Moravam em uma cidadezinha do interior de Minas Gerais onde pouco havia a se fazer. Luana redecorou o interior da casa, despediu e contratou empregadas, endividou-se com joias e roupas de marca, sem encontrar nenhum apaziguamento. Foi então que conheceu Inácio, filho de um coronel do café e proprietário de muitos hectares de terra na região. O belo Inácio sabia tratar as damas. Mesclava interesse explícito e uma pitada de desdém com tanto apreço que conquistou o coração da recatada Luana. Foi na sua cama que nossa sonhadora enfim conheceu os céus.

Ela vivia o paraíso terrestre quando Gaspar faleceu, vítima de uma gripe avassaladora. Apesar de sinceramente triste pela morte do marido, sentiu o peito bater forte com a expectativa de ser todinha do amante.  Luana já se via subindo ao altar pela segunda vez, dizendo sim repetidas vezes ao amado. Sua vida seria plena, passariam dias e noites amando-se no casarão colonial, em meio às plantações de café,  em todos os lugares aonde quisessem, sem terem que se esconder das vistas dos outros. Cheia destas expectativas, a jovem viúva correu para os braços de Inácio.

Ele, porém, não sentiu nenhum remorso ao dizer que não a queria mais. Agora que Luana estava desimpedida, perdera o tesão. A raposa já tinha outra presa na mira, uma virgem de quinze anos que estava de matrimônio marcado com um primo seu. Ajoelhada diante de Inácio, Luana gemia, chorava, se humilhava. Dizia tudo o que lhe passava pela cabeça para convencê-lo de que era a mulher da sua vida. Ele a fitava sem a ver, criando em sua mente estratégias para deflorar a moçoila antes do matrimônio. 

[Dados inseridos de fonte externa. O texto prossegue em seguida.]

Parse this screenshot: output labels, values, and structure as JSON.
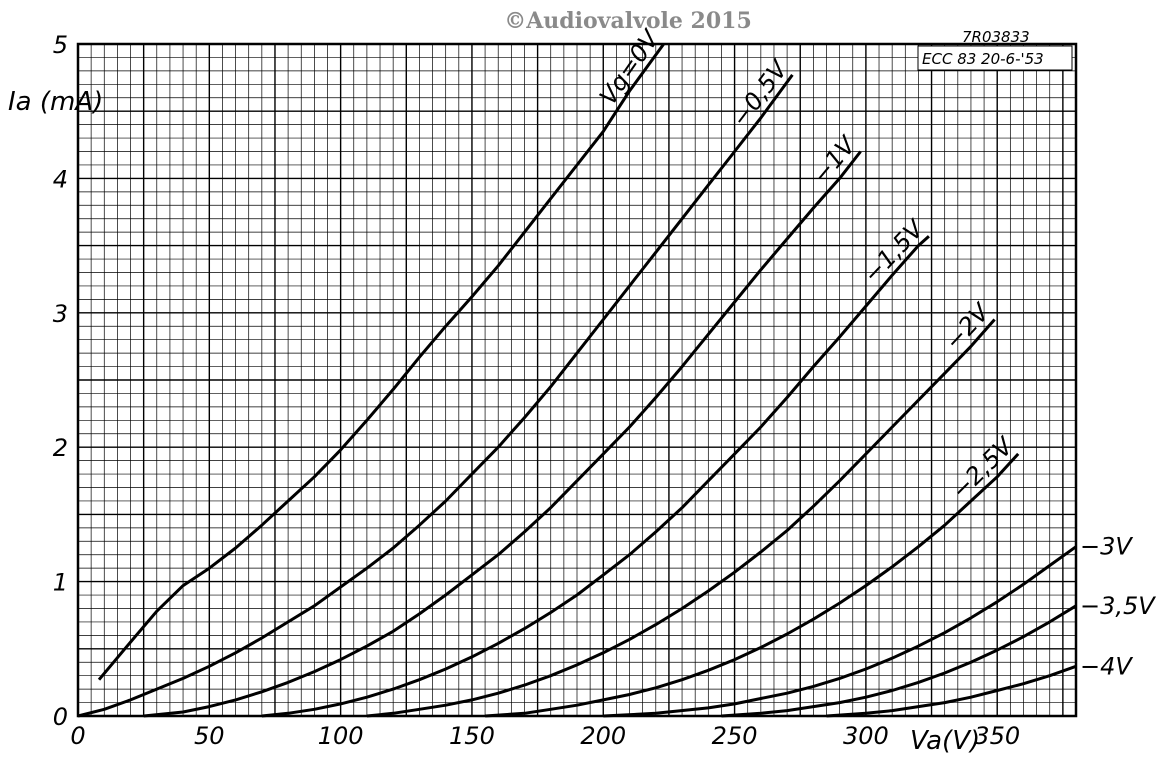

De volta ao lar, Luana concluiu que a vida não valia a pena ser vivida. Colocou o vestido de casamento, deitou-se sobre os lençóis impecavelmente esticados com um buquê de flores brancas nas mãos e esperou o veneno fazer efeito. Morreu com o semblante sereno, uma verdadeira santa. Ao menos foi o que todos disseram no enterro, enquanto colocavam o caixão terra adentro, ao lado do túmulo de Gaspar. 

Comentários

Jander disse…
Um socão no estômago, bem dado e muito bem escrito.
Anônimo disse…
O que mais cega é a "santidade". Lindo texto. André Ferrer aqui.
Nadia Coldebella disse…
Que reviravolta! Que história sensacional!
Já reparou, Alfonsina, que em geral as histórias de Felizes Para Sempre terminam no dia do casamento? Ngm fala do que vem depois. Muito obrigada por descortinar esse véu.
Agora, sua personagem é tão bem escrita que merece uma história detalhada só pra ela. Rende um romance!
Grande abraço.
Zoraya Cesar disse…
pobre Luana. Mais um vítima dos contos de fadas e dos romances 'proibidos para moças de família'. Manter a mulher na ingenuidade do que é amor ou desejo, digo, da diferença entre ser amada ou desejada foi um crime na humanidade. Qtas Luanas por aí, que nao conseguiram viver além do sonho desfeito. Maravilhosa história!
Albir disse…
Essas suas personagens são admiráveis, Alfonsina! Vão na ferida, desmascaram, enfrentam e desvelam o que talvez se queira escondido. Brilhante texto!